'Israel Delays Plan to Quit Lebanon Border Town'

Source: Government wants talks to wait until after Lebanon's June election, fears Hezbollah will seize control.

Israel has suspended discussion of a possible withdrawal from the Lebanese side of a divided border town, fearing guerrilla group Hezbollah will control the territory, an Israeli official said on Wednesday.

Israel prefers to wait until after Lebanon's June 7 elections to resume the discussions, said the official. Jerusalem wants guarantees that the Lebanese government will control Ghajar's northern section if Israel withdraws, rather than leaving it to free reign of militants. Israel is also concerned Hezbollah could gain strength in the election.

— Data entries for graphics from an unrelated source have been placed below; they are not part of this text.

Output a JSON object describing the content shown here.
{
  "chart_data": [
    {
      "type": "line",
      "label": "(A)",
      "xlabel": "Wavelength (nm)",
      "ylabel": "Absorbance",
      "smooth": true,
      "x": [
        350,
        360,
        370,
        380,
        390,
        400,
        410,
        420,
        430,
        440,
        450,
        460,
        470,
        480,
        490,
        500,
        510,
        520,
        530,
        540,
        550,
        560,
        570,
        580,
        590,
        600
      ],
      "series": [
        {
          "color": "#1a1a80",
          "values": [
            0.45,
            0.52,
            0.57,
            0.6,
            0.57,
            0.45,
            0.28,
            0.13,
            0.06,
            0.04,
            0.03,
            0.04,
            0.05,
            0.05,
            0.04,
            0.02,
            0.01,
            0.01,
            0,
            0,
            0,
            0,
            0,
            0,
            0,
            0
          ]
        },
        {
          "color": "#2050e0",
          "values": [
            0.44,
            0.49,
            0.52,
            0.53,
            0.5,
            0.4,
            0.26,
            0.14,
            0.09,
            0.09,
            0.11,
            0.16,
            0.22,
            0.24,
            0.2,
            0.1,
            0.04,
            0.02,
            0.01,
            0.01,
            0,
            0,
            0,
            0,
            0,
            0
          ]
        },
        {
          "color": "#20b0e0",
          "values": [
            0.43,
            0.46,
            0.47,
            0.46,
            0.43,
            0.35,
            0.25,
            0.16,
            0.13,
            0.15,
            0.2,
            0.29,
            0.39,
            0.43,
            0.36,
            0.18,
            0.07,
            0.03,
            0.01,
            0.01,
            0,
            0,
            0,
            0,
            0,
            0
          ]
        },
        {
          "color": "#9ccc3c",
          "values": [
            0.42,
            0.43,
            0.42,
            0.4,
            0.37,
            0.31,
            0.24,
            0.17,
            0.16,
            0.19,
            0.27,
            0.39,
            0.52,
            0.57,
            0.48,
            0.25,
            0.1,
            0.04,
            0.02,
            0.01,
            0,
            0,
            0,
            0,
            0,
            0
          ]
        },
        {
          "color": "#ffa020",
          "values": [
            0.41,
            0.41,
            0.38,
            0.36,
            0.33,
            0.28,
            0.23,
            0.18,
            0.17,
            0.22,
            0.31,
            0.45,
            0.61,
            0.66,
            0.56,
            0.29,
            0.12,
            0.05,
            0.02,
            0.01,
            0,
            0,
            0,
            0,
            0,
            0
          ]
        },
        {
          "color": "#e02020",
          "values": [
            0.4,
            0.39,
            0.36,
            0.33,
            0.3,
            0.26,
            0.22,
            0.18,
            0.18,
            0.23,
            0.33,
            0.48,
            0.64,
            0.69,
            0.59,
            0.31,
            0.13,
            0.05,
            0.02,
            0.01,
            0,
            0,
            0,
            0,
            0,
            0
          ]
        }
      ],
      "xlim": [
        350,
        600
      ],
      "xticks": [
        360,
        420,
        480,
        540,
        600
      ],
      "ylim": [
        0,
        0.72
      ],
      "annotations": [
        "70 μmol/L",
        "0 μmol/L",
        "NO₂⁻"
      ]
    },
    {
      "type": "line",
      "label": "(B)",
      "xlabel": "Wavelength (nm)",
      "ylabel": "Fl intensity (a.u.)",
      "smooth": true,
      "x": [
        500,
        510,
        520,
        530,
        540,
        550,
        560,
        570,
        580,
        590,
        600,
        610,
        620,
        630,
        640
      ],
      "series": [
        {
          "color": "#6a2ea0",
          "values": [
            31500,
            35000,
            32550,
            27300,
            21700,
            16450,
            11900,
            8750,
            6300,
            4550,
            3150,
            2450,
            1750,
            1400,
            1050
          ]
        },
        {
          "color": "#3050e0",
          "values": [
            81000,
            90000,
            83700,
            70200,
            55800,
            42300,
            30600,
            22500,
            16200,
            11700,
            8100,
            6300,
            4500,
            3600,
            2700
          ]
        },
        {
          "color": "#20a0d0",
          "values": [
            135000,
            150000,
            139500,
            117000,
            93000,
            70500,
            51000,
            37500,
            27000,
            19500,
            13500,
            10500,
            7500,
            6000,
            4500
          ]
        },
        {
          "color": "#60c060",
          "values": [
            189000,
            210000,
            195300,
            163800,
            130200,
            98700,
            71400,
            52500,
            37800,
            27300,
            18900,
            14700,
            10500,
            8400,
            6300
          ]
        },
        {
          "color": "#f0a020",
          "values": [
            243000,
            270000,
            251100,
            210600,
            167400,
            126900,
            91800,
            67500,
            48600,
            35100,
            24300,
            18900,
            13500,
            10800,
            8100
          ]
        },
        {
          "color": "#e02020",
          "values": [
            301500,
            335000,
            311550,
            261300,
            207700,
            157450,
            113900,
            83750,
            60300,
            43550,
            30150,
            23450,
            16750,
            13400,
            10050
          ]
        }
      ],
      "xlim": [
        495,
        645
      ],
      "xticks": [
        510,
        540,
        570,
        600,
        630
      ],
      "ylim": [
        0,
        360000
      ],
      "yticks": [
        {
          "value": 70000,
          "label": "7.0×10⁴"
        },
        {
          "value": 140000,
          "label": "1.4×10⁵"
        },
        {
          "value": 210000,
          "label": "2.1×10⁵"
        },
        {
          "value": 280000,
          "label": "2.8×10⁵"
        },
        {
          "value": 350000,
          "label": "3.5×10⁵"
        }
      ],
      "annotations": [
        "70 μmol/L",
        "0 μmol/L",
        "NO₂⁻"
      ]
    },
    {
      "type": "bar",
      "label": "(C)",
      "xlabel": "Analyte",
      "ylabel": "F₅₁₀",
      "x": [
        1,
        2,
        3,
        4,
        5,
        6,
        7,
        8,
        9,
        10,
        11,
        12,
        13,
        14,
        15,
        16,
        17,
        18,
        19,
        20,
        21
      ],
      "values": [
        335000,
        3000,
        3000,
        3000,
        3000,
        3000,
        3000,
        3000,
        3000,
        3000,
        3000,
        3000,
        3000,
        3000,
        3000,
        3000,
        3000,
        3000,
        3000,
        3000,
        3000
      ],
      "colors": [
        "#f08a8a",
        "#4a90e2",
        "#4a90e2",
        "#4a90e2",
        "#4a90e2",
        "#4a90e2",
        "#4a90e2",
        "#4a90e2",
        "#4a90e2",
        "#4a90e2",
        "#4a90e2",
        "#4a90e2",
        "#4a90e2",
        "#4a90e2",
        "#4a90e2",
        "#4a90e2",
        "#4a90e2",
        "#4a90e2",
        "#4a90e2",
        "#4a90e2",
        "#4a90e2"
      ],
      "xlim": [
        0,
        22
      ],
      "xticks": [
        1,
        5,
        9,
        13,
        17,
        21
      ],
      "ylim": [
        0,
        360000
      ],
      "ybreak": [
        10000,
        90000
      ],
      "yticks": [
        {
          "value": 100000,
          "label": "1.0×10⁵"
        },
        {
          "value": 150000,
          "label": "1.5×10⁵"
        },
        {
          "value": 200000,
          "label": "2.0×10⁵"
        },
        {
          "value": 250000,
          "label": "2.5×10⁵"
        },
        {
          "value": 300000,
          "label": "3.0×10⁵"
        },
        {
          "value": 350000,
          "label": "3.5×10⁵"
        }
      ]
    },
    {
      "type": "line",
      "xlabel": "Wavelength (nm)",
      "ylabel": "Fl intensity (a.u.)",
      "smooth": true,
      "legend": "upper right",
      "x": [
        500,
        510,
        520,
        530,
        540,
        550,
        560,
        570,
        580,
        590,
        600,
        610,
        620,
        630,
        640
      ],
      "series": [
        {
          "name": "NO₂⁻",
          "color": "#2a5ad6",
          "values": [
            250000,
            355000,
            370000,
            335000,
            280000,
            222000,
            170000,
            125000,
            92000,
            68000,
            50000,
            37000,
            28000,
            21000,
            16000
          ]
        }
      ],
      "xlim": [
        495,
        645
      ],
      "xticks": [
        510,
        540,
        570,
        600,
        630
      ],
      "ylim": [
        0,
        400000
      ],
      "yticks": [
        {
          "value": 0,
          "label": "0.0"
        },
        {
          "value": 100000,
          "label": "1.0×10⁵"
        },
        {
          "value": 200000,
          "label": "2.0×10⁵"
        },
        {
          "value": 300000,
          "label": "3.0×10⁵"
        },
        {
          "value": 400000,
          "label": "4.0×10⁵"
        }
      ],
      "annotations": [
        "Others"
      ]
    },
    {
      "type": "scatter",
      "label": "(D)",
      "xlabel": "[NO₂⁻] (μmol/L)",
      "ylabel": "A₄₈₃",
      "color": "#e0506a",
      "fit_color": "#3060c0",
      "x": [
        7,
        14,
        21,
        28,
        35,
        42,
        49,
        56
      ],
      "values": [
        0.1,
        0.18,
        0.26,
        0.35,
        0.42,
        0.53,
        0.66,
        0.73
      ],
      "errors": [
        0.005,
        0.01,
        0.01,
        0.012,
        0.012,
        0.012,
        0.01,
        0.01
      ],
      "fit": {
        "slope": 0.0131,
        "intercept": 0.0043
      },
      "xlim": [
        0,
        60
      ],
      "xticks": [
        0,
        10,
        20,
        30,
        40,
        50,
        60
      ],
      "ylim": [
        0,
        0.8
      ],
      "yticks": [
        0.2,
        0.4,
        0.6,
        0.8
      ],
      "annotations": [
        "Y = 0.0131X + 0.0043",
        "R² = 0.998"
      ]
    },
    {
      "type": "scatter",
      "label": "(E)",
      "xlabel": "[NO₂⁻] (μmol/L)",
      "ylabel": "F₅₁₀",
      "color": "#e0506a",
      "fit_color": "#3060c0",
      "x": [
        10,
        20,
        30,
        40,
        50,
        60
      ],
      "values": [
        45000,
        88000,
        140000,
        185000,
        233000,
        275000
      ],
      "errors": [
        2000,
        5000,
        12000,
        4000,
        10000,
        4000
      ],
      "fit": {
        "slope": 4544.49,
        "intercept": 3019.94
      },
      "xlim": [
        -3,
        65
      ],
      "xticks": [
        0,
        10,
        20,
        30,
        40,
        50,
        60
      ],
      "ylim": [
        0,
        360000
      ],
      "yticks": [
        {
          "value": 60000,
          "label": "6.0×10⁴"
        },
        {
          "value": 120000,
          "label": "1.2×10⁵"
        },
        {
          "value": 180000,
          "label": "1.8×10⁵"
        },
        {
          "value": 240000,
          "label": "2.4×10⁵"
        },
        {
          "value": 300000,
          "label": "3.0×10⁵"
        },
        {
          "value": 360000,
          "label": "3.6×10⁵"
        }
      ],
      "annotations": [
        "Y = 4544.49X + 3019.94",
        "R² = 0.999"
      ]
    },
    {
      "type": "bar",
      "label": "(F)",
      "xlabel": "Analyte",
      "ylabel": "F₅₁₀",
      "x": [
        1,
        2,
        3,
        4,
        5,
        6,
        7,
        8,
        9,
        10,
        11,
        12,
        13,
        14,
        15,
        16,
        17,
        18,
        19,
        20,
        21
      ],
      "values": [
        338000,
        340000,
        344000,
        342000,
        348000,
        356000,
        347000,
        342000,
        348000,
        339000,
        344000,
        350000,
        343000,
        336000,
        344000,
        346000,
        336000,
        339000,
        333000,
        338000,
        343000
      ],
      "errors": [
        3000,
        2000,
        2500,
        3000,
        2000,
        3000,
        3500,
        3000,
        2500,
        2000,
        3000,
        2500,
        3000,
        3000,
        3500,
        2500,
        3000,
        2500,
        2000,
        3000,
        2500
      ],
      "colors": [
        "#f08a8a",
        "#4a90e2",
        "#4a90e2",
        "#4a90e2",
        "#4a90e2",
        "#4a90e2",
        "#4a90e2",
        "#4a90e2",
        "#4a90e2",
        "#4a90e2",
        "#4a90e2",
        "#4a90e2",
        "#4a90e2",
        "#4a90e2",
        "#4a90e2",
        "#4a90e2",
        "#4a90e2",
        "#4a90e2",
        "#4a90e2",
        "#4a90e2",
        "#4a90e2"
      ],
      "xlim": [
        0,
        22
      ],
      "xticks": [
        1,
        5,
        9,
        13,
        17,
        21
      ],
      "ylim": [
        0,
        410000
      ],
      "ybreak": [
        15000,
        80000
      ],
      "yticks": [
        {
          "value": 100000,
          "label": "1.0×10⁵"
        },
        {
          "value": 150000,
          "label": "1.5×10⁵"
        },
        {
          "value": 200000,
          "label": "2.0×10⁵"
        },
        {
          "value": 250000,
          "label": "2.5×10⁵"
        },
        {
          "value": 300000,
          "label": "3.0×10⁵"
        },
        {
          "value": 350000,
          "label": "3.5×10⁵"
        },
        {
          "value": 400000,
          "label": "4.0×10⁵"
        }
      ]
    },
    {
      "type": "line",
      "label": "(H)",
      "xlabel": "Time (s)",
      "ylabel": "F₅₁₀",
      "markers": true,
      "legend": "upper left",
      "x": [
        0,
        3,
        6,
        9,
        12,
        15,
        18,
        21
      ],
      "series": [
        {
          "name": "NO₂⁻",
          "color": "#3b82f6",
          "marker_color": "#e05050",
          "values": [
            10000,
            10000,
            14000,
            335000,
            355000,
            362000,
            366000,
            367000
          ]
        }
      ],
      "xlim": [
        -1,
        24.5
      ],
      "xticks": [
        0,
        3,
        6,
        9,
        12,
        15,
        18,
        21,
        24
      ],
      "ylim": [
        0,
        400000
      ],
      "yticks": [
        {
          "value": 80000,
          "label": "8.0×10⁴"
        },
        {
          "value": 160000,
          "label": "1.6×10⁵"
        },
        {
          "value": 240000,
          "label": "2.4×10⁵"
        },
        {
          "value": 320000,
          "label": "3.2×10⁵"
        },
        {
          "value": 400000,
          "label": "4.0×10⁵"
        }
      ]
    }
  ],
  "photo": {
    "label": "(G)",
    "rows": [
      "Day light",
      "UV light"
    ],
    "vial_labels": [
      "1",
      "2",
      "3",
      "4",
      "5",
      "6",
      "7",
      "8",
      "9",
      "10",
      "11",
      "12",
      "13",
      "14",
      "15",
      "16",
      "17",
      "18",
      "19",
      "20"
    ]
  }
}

Prime Minister Benjamin Netanyahu, Defense Minister Ehud Barak and Israel Defense Forces Chief of Staff Gabi Askenazi decided this week to put the matter on hold, said the official.

Israel, which occupied the northern half of Ghajar following the Second Lebanon War in 2006, has pledged to withdraw from as part of a cease-fire that ended the fighting, but has never given a timeline.

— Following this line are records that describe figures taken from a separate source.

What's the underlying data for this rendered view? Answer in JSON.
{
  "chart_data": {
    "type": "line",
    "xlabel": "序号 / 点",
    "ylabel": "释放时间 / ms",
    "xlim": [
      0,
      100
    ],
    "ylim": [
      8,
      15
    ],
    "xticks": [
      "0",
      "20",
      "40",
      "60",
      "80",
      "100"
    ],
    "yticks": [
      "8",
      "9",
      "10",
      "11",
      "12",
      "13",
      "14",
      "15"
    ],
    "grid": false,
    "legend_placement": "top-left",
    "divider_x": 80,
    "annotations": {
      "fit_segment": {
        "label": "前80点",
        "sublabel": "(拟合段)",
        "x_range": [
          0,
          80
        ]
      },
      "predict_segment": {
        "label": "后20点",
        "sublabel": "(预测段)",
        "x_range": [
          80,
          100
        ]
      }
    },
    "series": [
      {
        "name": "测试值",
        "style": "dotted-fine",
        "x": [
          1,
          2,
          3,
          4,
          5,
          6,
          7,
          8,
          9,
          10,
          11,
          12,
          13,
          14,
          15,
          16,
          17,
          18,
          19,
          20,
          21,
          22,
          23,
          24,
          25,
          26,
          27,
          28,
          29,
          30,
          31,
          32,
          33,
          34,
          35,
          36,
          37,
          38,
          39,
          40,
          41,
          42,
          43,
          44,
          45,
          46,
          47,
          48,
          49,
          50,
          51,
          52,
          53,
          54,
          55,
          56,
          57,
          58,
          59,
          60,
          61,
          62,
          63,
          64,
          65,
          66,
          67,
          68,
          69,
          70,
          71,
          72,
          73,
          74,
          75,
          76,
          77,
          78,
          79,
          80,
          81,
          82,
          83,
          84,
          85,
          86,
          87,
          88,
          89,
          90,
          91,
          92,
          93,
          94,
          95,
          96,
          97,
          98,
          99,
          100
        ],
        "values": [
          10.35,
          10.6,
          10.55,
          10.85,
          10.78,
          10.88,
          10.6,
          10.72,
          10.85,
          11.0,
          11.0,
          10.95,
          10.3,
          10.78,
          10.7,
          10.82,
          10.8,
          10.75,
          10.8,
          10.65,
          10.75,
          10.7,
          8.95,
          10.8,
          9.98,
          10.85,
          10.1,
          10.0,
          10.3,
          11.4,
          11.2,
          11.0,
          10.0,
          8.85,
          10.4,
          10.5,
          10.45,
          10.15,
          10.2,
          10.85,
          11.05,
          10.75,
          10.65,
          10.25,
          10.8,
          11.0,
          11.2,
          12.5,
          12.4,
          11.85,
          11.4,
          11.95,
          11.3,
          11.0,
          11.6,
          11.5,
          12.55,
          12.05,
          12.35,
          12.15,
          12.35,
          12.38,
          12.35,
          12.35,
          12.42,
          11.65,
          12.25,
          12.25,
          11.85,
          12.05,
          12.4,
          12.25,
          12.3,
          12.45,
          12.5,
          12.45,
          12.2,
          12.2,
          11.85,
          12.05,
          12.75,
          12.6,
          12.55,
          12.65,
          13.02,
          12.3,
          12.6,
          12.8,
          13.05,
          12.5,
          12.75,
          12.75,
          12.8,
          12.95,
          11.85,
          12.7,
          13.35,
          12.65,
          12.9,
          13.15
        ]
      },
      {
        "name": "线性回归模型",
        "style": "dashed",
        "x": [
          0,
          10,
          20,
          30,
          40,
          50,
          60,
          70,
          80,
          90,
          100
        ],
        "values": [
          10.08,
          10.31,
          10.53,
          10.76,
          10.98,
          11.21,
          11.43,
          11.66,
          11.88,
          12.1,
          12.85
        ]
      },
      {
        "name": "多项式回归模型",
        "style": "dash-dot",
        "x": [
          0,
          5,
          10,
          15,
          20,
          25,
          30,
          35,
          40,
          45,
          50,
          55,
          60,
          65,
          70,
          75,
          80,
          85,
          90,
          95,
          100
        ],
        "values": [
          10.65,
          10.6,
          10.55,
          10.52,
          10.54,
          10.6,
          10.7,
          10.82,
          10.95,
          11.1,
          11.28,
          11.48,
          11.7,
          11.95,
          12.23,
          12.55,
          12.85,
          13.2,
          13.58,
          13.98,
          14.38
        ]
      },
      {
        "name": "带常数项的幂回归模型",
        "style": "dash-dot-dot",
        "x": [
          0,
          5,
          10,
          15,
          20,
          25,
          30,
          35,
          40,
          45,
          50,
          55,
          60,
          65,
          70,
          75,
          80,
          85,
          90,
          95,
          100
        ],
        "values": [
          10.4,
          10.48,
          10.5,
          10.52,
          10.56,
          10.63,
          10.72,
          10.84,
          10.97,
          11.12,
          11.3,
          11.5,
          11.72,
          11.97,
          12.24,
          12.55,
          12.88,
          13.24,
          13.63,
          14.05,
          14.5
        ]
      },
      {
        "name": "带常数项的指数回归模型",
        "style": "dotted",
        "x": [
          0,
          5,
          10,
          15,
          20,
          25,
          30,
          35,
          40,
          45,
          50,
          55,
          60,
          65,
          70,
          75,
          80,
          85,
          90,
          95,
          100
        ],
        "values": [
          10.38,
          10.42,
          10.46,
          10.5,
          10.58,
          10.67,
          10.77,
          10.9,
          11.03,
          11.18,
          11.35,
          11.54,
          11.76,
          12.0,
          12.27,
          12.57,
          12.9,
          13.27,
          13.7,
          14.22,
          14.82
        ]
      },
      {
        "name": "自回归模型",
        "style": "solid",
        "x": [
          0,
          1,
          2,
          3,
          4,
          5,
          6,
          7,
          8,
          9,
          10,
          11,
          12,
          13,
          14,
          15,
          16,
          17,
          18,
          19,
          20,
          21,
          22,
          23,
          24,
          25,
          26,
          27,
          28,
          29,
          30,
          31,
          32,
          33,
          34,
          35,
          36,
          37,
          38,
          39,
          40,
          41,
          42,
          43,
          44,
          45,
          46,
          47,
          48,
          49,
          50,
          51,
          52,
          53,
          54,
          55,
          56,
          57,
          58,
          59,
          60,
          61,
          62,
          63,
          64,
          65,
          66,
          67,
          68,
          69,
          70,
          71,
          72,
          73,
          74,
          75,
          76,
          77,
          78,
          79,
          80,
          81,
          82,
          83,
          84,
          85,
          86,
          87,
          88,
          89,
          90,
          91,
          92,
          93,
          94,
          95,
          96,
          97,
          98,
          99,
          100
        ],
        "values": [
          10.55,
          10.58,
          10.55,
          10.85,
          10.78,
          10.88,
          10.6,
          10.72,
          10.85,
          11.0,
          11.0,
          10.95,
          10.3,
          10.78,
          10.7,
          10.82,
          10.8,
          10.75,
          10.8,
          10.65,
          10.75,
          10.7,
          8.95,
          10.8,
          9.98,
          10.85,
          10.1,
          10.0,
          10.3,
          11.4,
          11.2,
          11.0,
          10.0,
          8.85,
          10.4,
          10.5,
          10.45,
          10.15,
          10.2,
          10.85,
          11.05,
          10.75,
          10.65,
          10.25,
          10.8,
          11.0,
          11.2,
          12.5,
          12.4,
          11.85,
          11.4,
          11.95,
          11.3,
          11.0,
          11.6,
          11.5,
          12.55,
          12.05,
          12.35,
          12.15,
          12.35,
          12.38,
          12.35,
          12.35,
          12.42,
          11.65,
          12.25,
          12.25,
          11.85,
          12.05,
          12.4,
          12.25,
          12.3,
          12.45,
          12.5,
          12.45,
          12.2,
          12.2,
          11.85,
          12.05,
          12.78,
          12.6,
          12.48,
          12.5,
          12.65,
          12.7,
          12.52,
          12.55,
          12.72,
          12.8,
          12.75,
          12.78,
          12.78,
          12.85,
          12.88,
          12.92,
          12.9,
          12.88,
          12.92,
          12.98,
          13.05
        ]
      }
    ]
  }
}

Senior army officers from Lebanon, Israel and the United Nations were to meet on May 18 to coordinate the withdrawal. Representatives at the meeting were include Alan Le Roy, head of the Department of Peacekeeping Operations; Major-General Claudio Graziono, commander of the UN peacekeeping force (UNIFIL) in Lebanon; officers from Israel Defense Forces Northern Command and their Lebanese counterparts.

It is unclear whether that meeting has now been postponed.

Ghajar is split by the international border between Lebanon and the Israeli-held Golan Heights, which was part of Syria before the Six-Day War. Its residents are Alawis, a Shiite sect of Islam to which the majority of Syria's ruling elite belong, who also have Israeli identity cards.

Since Israel's withdrawal from its self-proclaimed security zone in southern Lebanon in 2000, Jerusalem has been in talks with the UN to find a way to transfer its control over the northern part of the village back to Lebanon.